Aussie Home Loans is offering a 0% interest rate for six months on balance transfers for new Mastercard applications (the card is issued by ANZ Bank). I applied online for a card today, and should get a decision within seven days. I applied for an $8,000 balance transfer "from" my existing NAB Visa account even though the current month's balance is only $4,000 and I'll be paying it in full as usual. I'll soon be getting charged about $8,000 for last week's online booking of the airfares for our European Vacation. I have the money for our holiday expenses already saved up in my ING online savings account, so I'll be able to pay off the credit charge in full the month that it appears on my statement, but if I get the 0% balance transfer I'll be able to leave the $8,000 in my online savings account earning 8.1%pa for another six months. That would be another $324 in interest income for about five minutes "work".
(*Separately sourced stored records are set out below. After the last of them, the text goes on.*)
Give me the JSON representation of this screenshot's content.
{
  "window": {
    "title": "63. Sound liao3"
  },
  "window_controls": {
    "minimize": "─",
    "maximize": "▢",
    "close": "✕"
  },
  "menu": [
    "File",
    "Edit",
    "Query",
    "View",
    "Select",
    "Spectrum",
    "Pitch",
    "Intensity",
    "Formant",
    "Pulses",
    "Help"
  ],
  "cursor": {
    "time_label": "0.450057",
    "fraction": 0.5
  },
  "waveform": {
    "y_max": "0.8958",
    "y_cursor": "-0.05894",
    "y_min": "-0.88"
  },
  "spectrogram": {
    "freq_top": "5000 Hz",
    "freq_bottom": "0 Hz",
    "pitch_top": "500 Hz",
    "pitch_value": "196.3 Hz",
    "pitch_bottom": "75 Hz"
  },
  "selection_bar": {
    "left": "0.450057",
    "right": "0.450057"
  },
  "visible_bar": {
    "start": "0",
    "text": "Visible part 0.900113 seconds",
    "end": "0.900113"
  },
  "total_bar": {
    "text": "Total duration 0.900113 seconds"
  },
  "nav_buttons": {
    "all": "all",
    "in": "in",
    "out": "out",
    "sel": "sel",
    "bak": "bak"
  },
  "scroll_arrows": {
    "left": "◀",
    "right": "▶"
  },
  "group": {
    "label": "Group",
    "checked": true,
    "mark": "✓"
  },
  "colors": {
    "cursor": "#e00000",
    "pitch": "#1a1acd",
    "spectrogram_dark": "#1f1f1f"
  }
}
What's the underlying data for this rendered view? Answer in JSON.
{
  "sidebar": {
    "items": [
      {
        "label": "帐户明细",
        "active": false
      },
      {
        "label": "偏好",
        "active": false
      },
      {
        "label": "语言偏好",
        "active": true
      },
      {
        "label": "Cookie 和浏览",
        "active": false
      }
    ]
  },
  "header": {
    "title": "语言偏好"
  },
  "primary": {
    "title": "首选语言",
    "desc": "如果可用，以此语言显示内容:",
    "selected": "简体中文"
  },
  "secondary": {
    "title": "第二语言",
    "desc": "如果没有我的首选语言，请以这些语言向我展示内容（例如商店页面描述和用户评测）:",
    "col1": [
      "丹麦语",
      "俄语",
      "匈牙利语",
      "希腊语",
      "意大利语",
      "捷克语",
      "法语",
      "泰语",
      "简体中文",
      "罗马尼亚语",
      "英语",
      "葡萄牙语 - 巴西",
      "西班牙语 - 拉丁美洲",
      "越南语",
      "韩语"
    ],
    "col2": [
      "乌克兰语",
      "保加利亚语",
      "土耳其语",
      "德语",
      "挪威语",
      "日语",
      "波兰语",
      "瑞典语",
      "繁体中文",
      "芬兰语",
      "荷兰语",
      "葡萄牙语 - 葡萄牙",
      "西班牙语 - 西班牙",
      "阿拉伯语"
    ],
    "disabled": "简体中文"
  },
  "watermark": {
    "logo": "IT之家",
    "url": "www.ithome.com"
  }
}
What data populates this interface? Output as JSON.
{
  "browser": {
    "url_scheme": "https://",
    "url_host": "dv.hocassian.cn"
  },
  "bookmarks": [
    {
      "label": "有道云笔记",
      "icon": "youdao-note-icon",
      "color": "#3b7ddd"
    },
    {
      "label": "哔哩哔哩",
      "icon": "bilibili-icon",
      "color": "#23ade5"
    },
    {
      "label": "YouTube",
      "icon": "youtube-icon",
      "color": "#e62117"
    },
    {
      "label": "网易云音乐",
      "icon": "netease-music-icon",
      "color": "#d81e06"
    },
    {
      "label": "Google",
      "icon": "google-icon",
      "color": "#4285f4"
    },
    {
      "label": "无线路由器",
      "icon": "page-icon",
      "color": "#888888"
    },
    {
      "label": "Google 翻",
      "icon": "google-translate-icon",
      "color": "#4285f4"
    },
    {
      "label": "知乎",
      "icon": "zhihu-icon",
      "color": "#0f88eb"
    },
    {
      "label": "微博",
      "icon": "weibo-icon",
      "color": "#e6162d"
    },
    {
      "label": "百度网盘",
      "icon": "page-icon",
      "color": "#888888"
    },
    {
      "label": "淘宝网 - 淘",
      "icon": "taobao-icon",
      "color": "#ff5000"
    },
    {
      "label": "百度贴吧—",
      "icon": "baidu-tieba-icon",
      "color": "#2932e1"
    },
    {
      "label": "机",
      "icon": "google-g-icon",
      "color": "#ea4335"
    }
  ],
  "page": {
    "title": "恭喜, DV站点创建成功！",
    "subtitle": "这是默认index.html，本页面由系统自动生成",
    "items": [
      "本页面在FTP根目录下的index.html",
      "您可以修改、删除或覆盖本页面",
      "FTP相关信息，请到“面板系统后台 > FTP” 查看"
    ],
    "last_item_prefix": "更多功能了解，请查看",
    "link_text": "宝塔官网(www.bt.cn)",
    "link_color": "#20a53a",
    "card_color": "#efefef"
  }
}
Copyright Enough Wealth 2007
2 comments:
Hmm. I'm a little confused with the whole balance transfer issue. If my understanding is correct, you transfer the balance (not the total limit) on your existing credit card to your new credit card and they won't charge you any interest on it.
So, how do you effectively perform a credit card arbitrage other than saving the interest you would otherwise pay on your existing card? Moreover, only how much you have spent on your card which gets transferred?
Maybe I have just misunderstood...
In theory you transfer an existing balance from your existing CC to the new CC and just save paying interest on that balance. But balance transfers don't actually work that way.
In practice the existing CC doesn't have to have any outstanding balance. In reality you aren't transferring the outstanding debt to the new card, you are simply transferring a PAYMENT from the new CC account to the old CC account. If you don't have an existing balance on the old CC you can still do a balance transfer, you just end up with a credit balance on the old CC account rather than paying off an existing debt. You can then do a cash withdrawal from the old CC and invest the money in an online savings account to earn so extra income (I've done that before).
This time I'll actually have an $8,000 charge on my old CC (as soon as my airfare purchase goes through), so I'll be saving paying off that purchase with the 0% balance transfer, rather than having extra money to invest. So in this case I'll just be saving interest on the charge, rather than earn interest on the balance transfer funds.